PURPOSE: Seropositivity for the HPV16-E6 oncoprotein is a promising marker for early detection of oropharyngeal cancer (OPC), but the absolute risk of OPC after a positive or negative test is unknown.
METHODS: We constructed an OPC risk prediction model that integrates (1) relative odds of OPC for HPV16-E6 serostatus and cigarette smoking from the human papillomavirus (HPV) Cancer Cohort Consortium (HPVC3), (2) US population risk factor data from the National Health Interview Survey, and (3) US sex-specific population rates of OPC and mortality.
RESULTS: The nine HPVC3 cohorts included 365 participants with OPC with up to 10 years between blood draw and diagnosis and 5,794 controls. The estimated 10-year OPC risk for HPV16-E6 seropositive males at age 50 years was 17.4% (95% CI, 12.4 to 28.6) and at age 60 years was 27.1% (95% CI, 19.2 to 45.4). Corresponding 5-year risk estimates were 7.3% and 14.4%, respectively. For HPV16-E6 seropositive females, 10-year risk estimates were 3.6% (95% CI, 2.5 to 5.9) at age 50 years and 5.5% (95% CI, 3.8 to 9.2) at age 60 years and 5-year risk estimates were 1.5% and 2.7%, respectively. Over 30 years, after a seropositive result at age 50 years, an estimated 49.9% of males and 13.3% of females would develop OPC. By contrast, 10-year risks among HPV16-E6 seronegative people were very low, ranging from 0.01% to 0.25% depending on age, sex, and smoking status.

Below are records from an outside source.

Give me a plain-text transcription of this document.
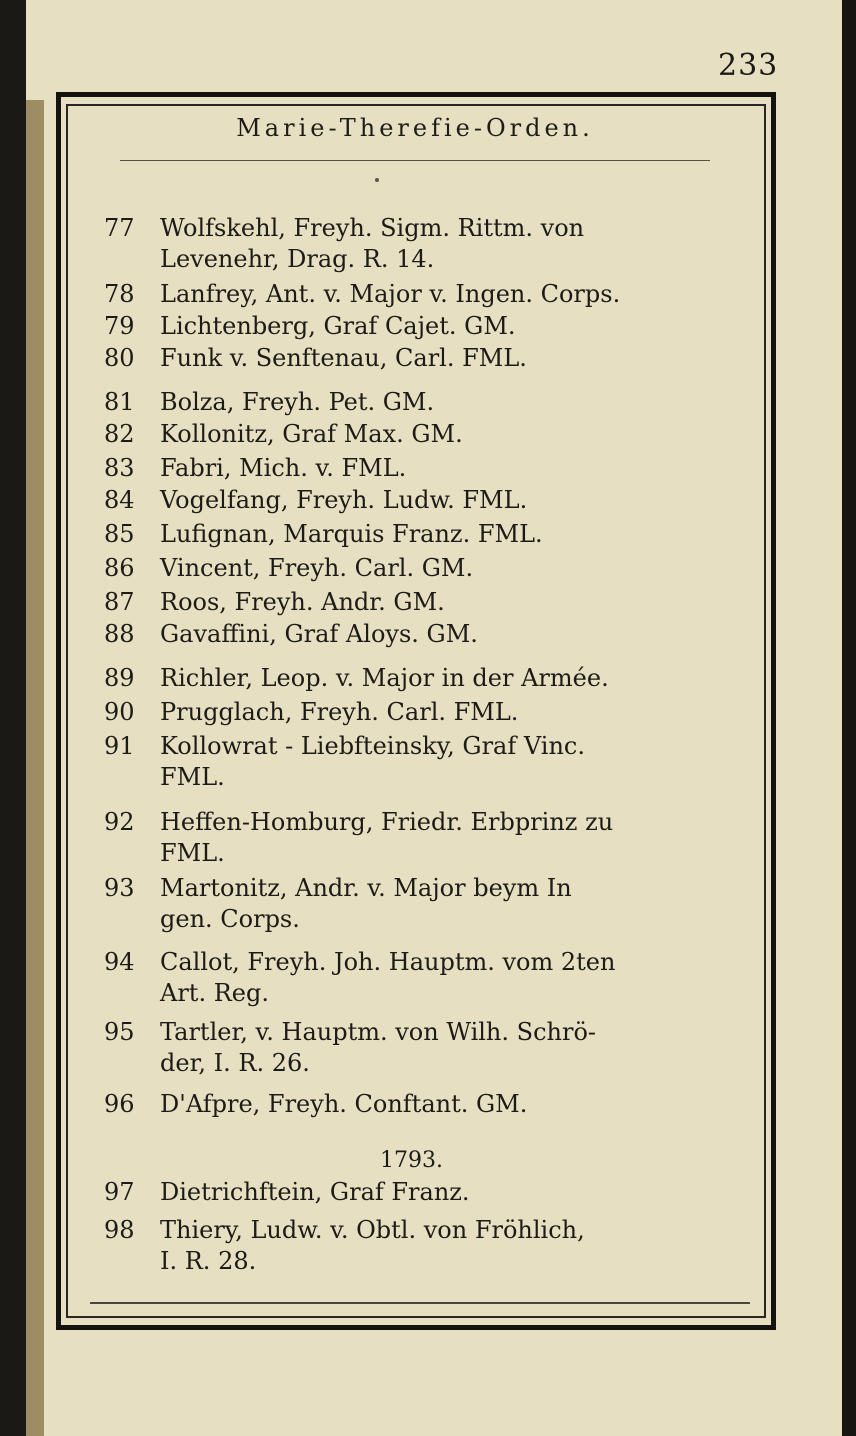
233
Marie-Therefie-Orden.
77	Wolfskehl, Freyh. Sigm. Rittm. von
Levenehr, Drag. R. 14.
78	Lanfrey, Ant. v. Major v. Ingen. Corps.
79	Lichtenberg, Graf Cajet. GM.
80	Funk v. Senftenau, Carl. FML.
81	Bolza, Freyh. Pet. GM.
82	Kollonitz, Graf Max. GM.
83	Fabri, Mich. v. FML.
84	Vogelfang, Freyh. Ludw. FML.
85	Lufignan, Marquis Franz. FML.
86	Vincent, Freyh. Carl. GM.
87	Roos, Freyh. Andr. GM.
88	Gavaffini, Graf Aloys. GM.
89	Richler, Leop. v. Major in der Armée.
90	Prugglach, Freyh. Carl. FML.
91	Kollowrat - Liebfteinsky, Graf Vinc.
FML.
92	Heffen-Homburg, Friedr. Erbprinz zu
FML.
93	Martonitz, Andr. v. Major beym In
gen. Corps.
94	Callot, Freyh. Joh. Hauptm. vom 2ten
Art. Reg.
95	Tartler, v. Hauptm. von Wilh. Schrö-
der, I. R. 26.
96	D'Afpre, Freyh. Conftant. GM.
97	Dietrichftein, Graf Franz.
98	Thiery, Ludw. v. Obtl. von Fröhlich,
I. R. 28.
1793.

CONCLUSION: We estimate that a substantial proportion of HPV16-E6 seropositive individuals will develop OPC, with 10-year risks of 17%-27% for males and 4%-6% for females age 50-60 years in the United States. This high level of risk may warrant periodic, minimally invasive surveillance after a positive HPV16-E6 serology test, particularly for males in high-incidence regions. However, an appropriate clinical protocol for surveillance remains to be established.